Agora os pesquisadores de Iowa examinaram as fichas de quase 12 mil dos participantes, a maioria deles na meia-idade. Quando ingressaram no estudo do Centro de Aeróbica, nenhum deles era obeso, com base em seu IMC. (O IMC, ou índice de massa corporal, estima a gordura corporal indiretamente, baseada no peso e altura da pessoa.)

Esses homens e mulheres tinham completado a gama de praxe de medições de saúde e aptidão física em suas visitas à clínica e preenchido um questionário sobre exercício que perguntava, entre outros pontos, sobre treino de força. Questionava se eles praticavam exercícios de musculação, e, se sim, com que frequência e por quantos minutos por semana.

Os pesquisadores começaram então a cotejar os dados, comparando o peso e outras medidas de cada pessoa entre uma consulta e a seguinte. Com base no IMC, 7% dos homens e mulheres ficaram obesos em cerca de seis anos após sua primeira ida à clínica.

Mas o IMC é uma aproximação pouco precisa da composição corporal e nem sempre constitui uma medida precisa da obesidade. Por isso os pesquisadores também checaram alterações na circunferência abdominal das pessoas e de sua porcentagem de gordura corporal para determinar se haviam ficado obesas. Pelo critério de uma circunferência de cintura superior a 100 cm para os homens e 90 cm para as mulheres, ou um índice de gordura corporal superior a 25% para os homens e 30% para as mulheres, até 19% dos participantes desenvolveram obesidade ao longo dos anos.

Mas a prática do levantamento de pesos alterou esses resultados, descobriram os pesquisadores, reduzindo fortemente o risco de alguém ficar obeso segundo qualquer critério. Homens e mulheres que relataram fazer exercícios de fortalecimento muscular algumas vezes por semana, em um total semanal de uma a duas horas, tiveram chances 20% menores de ficar obesos ao longo do tempo, com base em seu IMC, e 30% menos com base em sua circunferência de cintura ou porcentagem de gordura corporal.

Os benefícios se mantiveram quando os pesquisadores controlaram a idade, sexo, tabagismo, saúde geral e exercício aeróbico. As pessoas que faziam exercício aeróbico e também levantavam pesos tinham muito menos chances de ficar obesas. Mas o mesmo se aplicava às que praticavam quase exclusivamente musculação e faziam pouco ou nenhum exercício aeróbico.
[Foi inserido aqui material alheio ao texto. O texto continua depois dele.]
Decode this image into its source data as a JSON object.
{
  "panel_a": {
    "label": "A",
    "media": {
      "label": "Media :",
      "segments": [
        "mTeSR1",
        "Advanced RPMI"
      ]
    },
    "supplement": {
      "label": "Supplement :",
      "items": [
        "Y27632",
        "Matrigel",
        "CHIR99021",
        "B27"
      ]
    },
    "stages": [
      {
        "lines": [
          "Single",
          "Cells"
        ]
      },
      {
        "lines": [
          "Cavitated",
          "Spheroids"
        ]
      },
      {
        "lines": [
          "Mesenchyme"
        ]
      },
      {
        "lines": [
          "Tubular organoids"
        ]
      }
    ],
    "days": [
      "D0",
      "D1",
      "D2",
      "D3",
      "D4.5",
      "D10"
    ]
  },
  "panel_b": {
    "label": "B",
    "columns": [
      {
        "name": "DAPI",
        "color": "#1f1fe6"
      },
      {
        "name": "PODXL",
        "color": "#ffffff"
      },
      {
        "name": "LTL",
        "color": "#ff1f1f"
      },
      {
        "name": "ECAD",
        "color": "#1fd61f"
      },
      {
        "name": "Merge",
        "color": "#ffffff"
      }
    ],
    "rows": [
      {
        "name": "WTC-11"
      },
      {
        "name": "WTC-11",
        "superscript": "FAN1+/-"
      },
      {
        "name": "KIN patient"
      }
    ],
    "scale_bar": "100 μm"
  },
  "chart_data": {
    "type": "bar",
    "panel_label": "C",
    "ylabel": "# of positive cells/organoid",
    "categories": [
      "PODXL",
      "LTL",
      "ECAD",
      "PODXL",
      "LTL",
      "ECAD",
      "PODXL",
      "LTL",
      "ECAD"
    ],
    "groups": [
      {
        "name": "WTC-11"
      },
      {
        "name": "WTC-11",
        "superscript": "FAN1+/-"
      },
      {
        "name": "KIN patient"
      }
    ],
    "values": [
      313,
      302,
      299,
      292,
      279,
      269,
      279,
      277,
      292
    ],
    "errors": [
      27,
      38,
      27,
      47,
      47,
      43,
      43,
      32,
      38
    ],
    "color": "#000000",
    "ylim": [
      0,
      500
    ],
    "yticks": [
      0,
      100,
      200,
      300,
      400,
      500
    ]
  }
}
Para Angelique Brellenthin, professora de cinesiologia na Iowa State e diretora do estudo, os resultados sugerem que é possível se beneficiar muito de mesmo apenas um pouco de musculação.

É claro que o estudo foi observacional e não comprova que o treino de resistência previne o ganho de peso, apenas que há uma ligação entre as duas coisas. O estudo tampouco levou em conta a dieta dos participantes, fatores genéticos ou hábitos de saúde, todos os quais podem afetar o risco de obesidade

O mais importante, talvez, é que ele não nos revela de que modo o fortalecimento muscular influencia o peso, se bem que seja provável que o treino de resistência forme e mantenha massa muscular, diz Brellenthin. O tecido muscular, que é metabolicamente ativo, queima calorias e eleva levemente a taxa metabólica. Um fato interessante é que o efeito desejável do aumento da massa muscular pode também ajudar a explicar por que menos praticantes de musculação evitaram a obesidade quando o critério usado para a medição foi o IMC. O IMC não diferencia massa muscular de gordura, destaca Brellenthin. Se você ganhar massa muscular com a prática de musculação, seu IMC pode aumentar.

Mesmo assim, a mensagem principal do estudo é que um pouco de musculação provavelmente ajuda com o controle do peso ao longo do tempo.

"Portanto, minha recomendação seria que você praticasse alguns exercícios de musculação antes ou depois de sua caminhada diária habitual", sugere Brellenthin. Ou entre para uma academia ou uma aula online.